Le financement mérite une vérification précoce, car il peut concerner l’accompagnement, la formation complémentaire, les frais liés à la certification ou les absences autorisées. Les droits et dispositifs mobilisables dépendent du statut du candidat, de son employeur, de son secteur et du projet validé. Il convient d’obtenir des informations actualisées auprès de l’organisme financeur compétent plutôt que de s’appuyer sur une règle générale ou un témoignage ancien.

La préparation du nouveau dossier doit également gagner en précision. Si la première version a été trop descriptive, le candidat devra davantage analyser ses décisions. Si les preuves étaient limitées, il devra solliciter des attestations circonstanciées ou documenter de nouvelles situations de travail, dans le respect de la confidentialité.
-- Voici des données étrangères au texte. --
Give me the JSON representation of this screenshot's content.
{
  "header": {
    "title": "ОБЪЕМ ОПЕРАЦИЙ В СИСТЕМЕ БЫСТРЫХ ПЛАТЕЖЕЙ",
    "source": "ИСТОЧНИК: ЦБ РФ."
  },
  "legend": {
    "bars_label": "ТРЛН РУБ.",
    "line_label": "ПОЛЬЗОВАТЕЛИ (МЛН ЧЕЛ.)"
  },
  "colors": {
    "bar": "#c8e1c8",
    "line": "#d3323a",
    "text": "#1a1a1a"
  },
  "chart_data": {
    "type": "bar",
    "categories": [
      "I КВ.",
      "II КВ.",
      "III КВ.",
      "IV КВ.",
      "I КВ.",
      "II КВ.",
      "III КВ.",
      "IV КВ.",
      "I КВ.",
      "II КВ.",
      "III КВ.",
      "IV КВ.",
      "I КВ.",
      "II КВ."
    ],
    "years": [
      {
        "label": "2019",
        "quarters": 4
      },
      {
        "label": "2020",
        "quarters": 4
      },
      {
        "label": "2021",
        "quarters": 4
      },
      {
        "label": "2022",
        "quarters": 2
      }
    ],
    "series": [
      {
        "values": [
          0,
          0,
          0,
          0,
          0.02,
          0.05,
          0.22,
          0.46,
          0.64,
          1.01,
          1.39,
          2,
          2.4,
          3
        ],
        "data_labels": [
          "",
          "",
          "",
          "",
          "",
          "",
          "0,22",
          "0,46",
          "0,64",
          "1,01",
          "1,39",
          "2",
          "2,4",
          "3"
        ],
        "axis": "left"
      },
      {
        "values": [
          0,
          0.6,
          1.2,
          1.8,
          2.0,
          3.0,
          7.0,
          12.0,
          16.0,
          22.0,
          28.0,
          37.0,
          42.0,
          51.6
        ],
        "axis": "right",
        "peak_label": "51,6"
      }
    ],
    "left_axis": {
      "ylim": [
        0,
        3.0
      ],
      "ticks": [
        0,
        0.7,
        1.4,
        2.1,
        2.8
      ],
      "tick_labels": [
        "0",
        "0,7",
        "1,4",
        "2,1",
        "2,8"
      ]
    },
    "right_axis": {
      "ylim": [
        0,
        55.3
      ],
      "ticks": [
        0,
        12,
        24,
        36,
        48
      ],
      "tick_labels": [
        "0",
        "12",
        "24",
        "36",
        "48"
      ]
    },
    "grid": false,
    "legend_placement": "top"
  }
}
Des repères concrets sont disponibles dans la méthode pour préparer un dossier de validation solide et dans les erreurs à éviter lors d’une VAE.

Une validation partielle devient un levier de progression lorsqu’elle est traitée comme une feuille de route précise, coordonnée avec le certificateur et les organismes capables d’apporter la compétence manquante.

Quel organisme faut-il contacter en premier pour une VAE ?

Commencez par identifier l’organisme certificateur du diplôme, du titre professionnel ou du certificat recherché. Si votre projet n’est pas encore défini, contactez un centre de conseil VAE, un référent VAE ou utilisez France VAE lorsque la certification y est proposée.

France VAE remplace-t-elle tous les organismes certificateurs ?

Non. France VAE facilite les démarches pour les certifications intégrées à la plateforme, mais le certificateur demeure responsable de la certification, des modalités d’évaluation et de la décision du jury. Certaines certifications suivent encore des procédures propres.

Qui contacter pour un diplôme d’État du travail social ?

Pour les diplômes d’État du secteur social et médico-social, la DREETS de votre région est un interlocuteur central. Elle renseigne notamment sur les procédures, les calendriers et l’organisation des jurys concernés.

Un organisme d’accompagnement peut-il garantir la validation totale ?

Non. L’accompagnateur aide à analyser l’expérience, à construire le dossier de validation et à préparer l’entretien VAE. Seul le jury, réuni sous l’autorité de l’organisme certificateur, décide d’une validation totale, partielle ou d’un refus.

Que faire après une validation partielle ?

Contactez sans délai le certificateur pour comprendre les compétences restant à démontrer et les modalités de poursuite. Un référent VAE, un centre de formation adapté, l’employeur ou France Travail peuvent ensuite aider à construire un parcours complémentaire ciblé.